To the theme music Art Rambo played air guitar, seated in
an orange plastic chair that had been 1965’s idea of
comfort in outer space.
To his right Greg hunched uncomfortably
in a beige metal folding chair that looked stolen from a high
school gymnasium. Under a stem-in-the-center black beret loomed
his ruined pumpkin of a face.
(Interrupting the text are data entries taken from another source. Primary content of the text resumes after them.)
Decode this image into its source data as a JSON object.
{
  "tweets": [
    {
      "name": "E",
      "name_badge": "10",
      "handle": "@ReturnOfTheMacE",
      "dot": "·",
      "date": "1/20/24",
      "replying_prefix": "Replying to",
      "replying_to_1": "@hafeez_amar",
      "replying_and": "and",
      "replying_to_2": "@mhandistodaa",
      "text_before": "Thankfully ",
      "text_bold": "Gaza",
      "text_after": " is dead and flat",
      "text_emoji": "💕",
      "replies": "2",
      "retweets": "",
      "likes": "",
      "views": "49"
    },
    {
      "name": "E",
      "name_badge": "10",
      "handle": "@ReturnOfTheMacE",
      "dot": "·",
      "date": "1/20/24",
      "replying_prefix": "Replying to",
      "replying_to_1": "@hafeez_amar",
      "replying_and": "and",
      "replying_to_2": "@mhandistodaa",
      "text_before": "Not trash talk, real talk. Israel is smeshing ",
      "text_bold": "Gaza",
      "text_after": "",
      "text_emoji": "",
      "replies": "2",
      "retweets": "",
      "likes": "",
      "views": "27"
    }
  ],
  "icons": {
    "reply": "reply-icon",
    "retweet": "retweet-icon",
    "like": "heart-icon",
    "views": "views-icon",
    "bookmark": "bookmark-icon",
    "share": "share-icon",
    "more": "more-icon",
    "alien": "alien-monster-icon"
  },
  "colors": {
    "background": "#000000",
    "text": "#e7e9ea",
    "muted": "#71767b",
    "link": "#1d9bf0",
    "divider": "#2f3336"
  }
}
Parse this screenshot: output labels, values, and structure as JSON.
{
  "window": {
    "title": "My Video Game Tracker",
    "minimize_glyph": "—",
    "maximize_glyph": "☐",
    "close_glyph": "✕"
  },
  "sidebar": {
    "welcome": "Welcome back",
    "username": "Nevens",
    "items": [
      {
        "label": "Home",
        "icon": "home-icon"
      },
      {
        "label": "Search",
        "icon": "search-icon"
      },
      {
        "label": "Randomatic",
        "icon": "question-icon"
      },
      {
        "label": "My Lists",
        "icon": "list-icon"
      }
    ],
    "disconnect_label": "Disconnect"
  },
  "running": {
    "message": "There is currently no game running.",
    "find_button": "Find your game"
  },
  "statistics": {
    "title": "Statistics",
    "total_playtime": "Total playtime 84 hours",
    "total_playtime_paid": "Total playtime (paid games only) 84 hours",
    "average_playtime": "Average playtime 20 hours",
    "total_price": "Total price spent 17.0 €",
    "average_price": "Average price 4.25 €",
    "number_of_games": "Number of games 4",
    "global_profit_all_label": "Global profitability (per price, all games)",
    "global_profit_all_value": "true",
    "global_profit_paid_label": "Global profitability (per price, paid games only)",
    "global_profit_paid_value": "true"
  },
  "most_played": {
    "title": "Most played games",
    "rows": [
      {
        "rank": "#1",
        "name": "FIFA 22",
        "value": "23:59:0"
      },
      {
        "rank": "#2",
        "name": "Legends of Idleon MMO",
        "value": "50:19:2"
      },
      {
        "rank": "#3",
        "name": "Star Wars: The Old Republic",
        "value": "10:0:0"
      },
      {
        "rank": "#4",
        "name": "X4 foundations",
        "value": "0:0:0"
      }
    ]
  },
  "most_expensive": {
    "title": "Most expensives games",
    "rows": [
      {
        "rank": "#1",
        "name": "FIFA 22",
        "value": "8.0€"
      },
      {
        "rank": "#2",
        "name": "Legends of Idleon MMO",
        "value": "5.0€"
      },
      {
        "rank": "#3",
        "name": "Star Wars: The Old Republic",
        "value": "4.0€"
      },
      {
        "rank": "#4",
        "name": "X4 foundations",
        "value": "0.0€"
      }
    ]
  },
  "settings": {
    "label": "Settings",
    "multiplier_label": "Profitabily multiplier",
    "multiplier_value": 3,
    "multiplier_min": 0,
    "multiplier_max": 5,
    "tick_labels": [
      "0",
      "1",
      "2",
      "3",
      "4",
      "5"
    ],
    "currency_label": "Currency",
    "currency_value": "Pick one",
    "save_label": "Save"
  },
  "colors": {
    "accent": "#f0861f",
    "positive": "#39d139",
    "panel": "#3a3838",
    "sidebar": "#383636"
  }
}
As a final chord echoed electrically,
he raised the remote like a Raid can; killed the volume; leaving
the visuals to plead their snazzy, slightly sleazy cause to
a deaf audience of two – forty years in the future.
“I send you downstairs,”
Greg frowned, returning the remote to the bare floor beside
his chair, “to spy on my delinquent tenant, and all
the info you come back with is now the goof thinks he’s
some kinda artist?”
“Photographer. He blew
the money on a camera. Computerized polaroid. Maybe two K
new.”
“He’s taking pictures
of his…,” Greg winced, “anus?”
“Yeh, man. It’s
kinda cool. I think he markets the pix to medical book publishers
and such. He’s got some kinda funky disease. I never
saw a butt so overgrown with weird sores.”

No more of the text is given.